Currently, a debate is going on in Sweden, where the heirs to the beloved author Astrid Lindgren, who wrote the perennially popular Pippi Longstocking books, are unhappy that a re-broadcast of the 1969 TV adaptation of the book will be short a couple of scenes, such as one in which Pippi’s absent adventurer-father is said to be the King of the Negroes (but using a word in Swedish that’s considered offensive). Alleen Pace Nilsen, Ph.D., emeritus professor of English at Arizona State University, calls controversies like this an example of the “Disneyfication” of entertainment. “Some people want everything negative to be covered up under beautiful colors and pleasant music. But I think from the very beginning, parents, teachers, and librarians should present such things as the Pippi Longstocking story the way it was written, but they should also be aware of the issues and explain them,” in an age-appropriate fashion.

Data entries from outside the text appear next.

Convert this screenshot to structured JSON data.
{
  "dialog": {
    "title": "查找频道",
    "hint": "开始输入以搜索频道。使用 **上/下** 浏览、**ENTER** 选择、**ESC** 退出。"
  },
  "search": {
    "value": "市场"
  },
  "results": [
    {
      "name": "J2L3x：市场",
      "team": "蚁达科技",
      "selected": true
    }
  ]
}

And of course any conversation about political correctness in children’s literature has to mention Mark Twain’s The Adventures of Huckleberry Finn. Should high schoolers be reading it at all, or if they do, should it be cleaned-up versions that remove Twain’s multiple instances of the n-word? Nilsen was once invited to speak to a high school that was embroiled in that very controversy. Her feelings on the subject: “Even high school freshman need to know some of the background as to why race is still such an issue.”

The point is that offensive language, characters, and attitudes in literature need to be placed in the perspective of their times, and used as a lesson in history as well as literature and language. While my brother is smart to avoid implanting un-PC language in a 5-year-old’s head that he can’t easily explain, a high school is just as wise to leave in original language in time-tested classic works to help more sophisticated readers learn.

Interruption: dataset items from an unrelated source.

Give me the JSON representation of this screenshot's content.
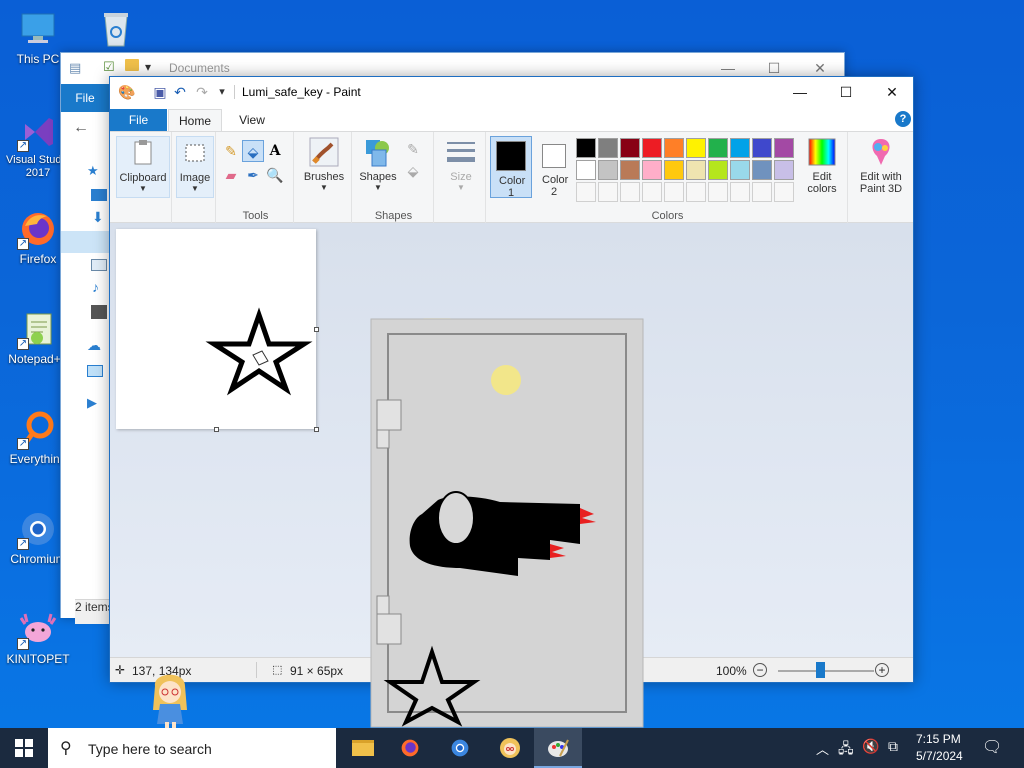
{
  "desktop": {
    "icons": [
      {
        "label": "This PC"
      },
      {
        "label": ""
      },
      {
        "label": "Visual Studio 2017"
      },
      {
        "label": "Firefox"
      },
      {
        "label": "Notepad++"
      },
      {
        "label": "Everything"
      },
      {
        "label": "Chromium"
      },
      {
        "label": "KINITOPET"
      }
    ]
  },
  "explorer": {
    "title": "Documents",
    "file_tab": "File",
    "status": "2 items"
  },
  "paint": {
    "title": "Lumi_safe_key - Paint",
    "tabs": {
      "file": "File",
      "home": "Home",
      "view": "View"
    },
    "groups": {
      "clipboard": "Clipboard",
      "image": "Image",
      "tools": "Tools",
      "brushes": "Brushes",
      "shapes": "Shapes",
      "size": "Size",
      "color1": "Color 1",
      "color2": "Color 2",
      "colors": "Colors",
      "edit_colors": "Edit colors",
      "edit_paint3d": "Edit with Paint 3D"
    },
    "palette": {
      "row1": [
        "#000000",
        "#7f7f7f",
        "#880015",
        "#ed1c24",
        "#ff7f27",
        "#fff200",
        "#22b14c",
        "#00a2e8",
        "#3f48cc",
        "#a349a4"
      ],
      "row2": [
        "#ffffff",
        "#c3c3c3",
        "#b97a57",
        "#ffaec9",
        "#ffc90e",
        "#efe4b0",
        "#b5e61d",
        "#99d9ea",
        "#7092be",
        "#c8bfe7"
      ]
    },
    "color1": "#000000",
    "color2": "#ffffff",
    "status": {
      "cursor_pos": "137, 134px",
      "selection_size": "91 × 65px",
      "zoom": "100%"
    }
  },
  "taskbar": {
    "search_placeholder": "Type here to search",
    "time": "7:15 PM",
    "date": "5/7/2024"
  }
}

Jan Lacina, Ph.D., professor and associate dean of graduate studies in the College of Education at Texas Christian University, calls the trend for PC-scrubbing censorship, plain and simple: “It’s not fair to the authors, or to today’s children. Children need to learn the historical context in which a book from the past was situated. The dialect, pictures, and other language devices teach us how times have changed, and we can learn valuable lessons from the past.”

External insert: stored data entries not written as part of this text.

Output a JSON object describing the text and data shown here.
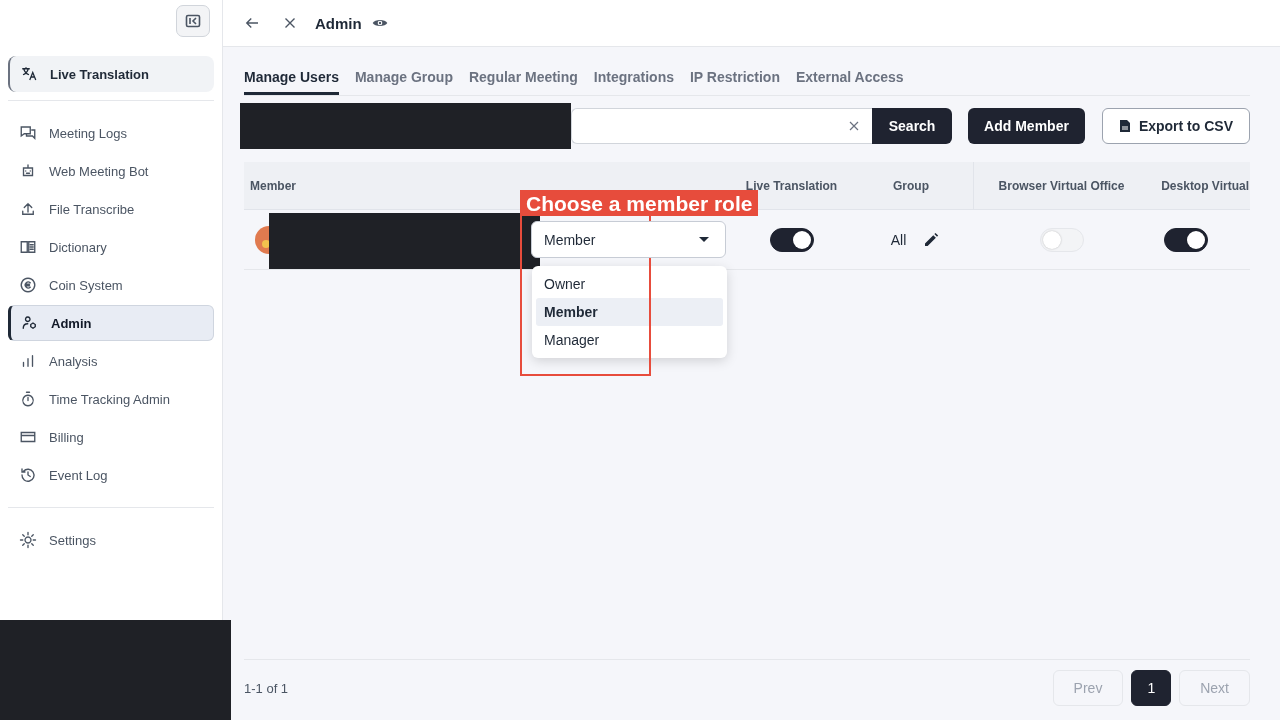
{
  "sidebar": {
    "pinned_item": {
      "label": "Live Translation"
    },
    "items": [
      {
        "label": "Meeting Logs",
        "selected": false
      },
      {
        "label": "Web Meeting Bot",
        "selected": false
      },
      {
        "label": "File Transcribe",
        "selected": false
      },
      {
        "label": "Dictionary",
        "selected": false
      },
      {
        "label": "Coin System",
        "selected": false
      },
      {
        "label": "Admin",
        "selected": true
      },
      {
        "label": "Analysis",
        "selected": false
      },
      {
        "label": "Time Tracking Admin",
        "selected": false
      },
      {
        "label": "Billing",
        "selected": false
      },
      {
        "label": "Event Log",
        "selected": false
      }
    ],
    "footer_items": [
      {
        "label": "Settings",
        "selected": false
      }
    ]
  },
  "header": {
    "title": "Admin"
  },
  "tabs": [
    {
      "label": "Manage Users",
      "selected": true
    },
    {
      "label": "Manage Group",
      "selected": false
    },
    {
      "label": "Regular Meeting",
      "selected": false
    },
    {
      "label": "Integrations",
      "selected": false
    },
    {
      "label": "IP Restriction",
      "selected": false
    },
    {
      "label": "External Access",
      "selected": false
    }
  ],
  "toolbar": {
    "search_button": "Search",
    "add_button": "Add Member",
    "export_button": "Export to CSV"
  },
  "table": {
    "columns": [
      "Member",
      "",
      "Live Translation",
      "Group",
      "Browser Virtual Office",
      "Desktop Virtual"
    ],
    "rows": [
      {
        "role": "Member",
        "live_translation": true,
        "group": "All",
        "browser_virtual_office": false,
        "desktop_virtual": true
      }
    ]
  },
  "role_menu": {
    "options": [
      {
        "label": "Owner",
        "selected": false
      },
      {
        "label": "Member",
        "selected": true
      },
      {
        "label": "Manager",
        "selected": false
      }
    ]
  },
  "annotation": {
    "label": "Choose a member role"
  },
  "footer": {
    "range": "1-1 of 1",
    "prev": "Prev",
    "next": "Next",
    "pages": [
      {
        "label": "1",
        "selected": true
      }
    ],
    "prev_disabled": true,
    "next_disabled": true
  }
}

Originally published in 1994, a humorous book called Politically Correct Bedtime Stories, by James Finn Garner, satirizes familiar childhood tales, sanitizing such stories as “Snow White and the Seven Dwarfs” (sorry, vertically challenged men) and “Little Red Riding Hood” (the wolf, a furry helicopter-parent-type, tells Red it’s not safe to walk through the woods alone). What was meant to be irony in the ‘90s can feel, at its re-release in 2012, like an earnest attempt to clean up the canon, making old stories safe and inoffensive. A zeitgeist in which well-meaning parents of young readers look for PC-friendly books is also a world in which Mark Twain is banished from high schools and college classes get “trigger warnings” about potentially upsetting material. Kind of makes you want to go read Farenheit 451, Ray Bradbury’s chilling tale of book banning, doesn’t it?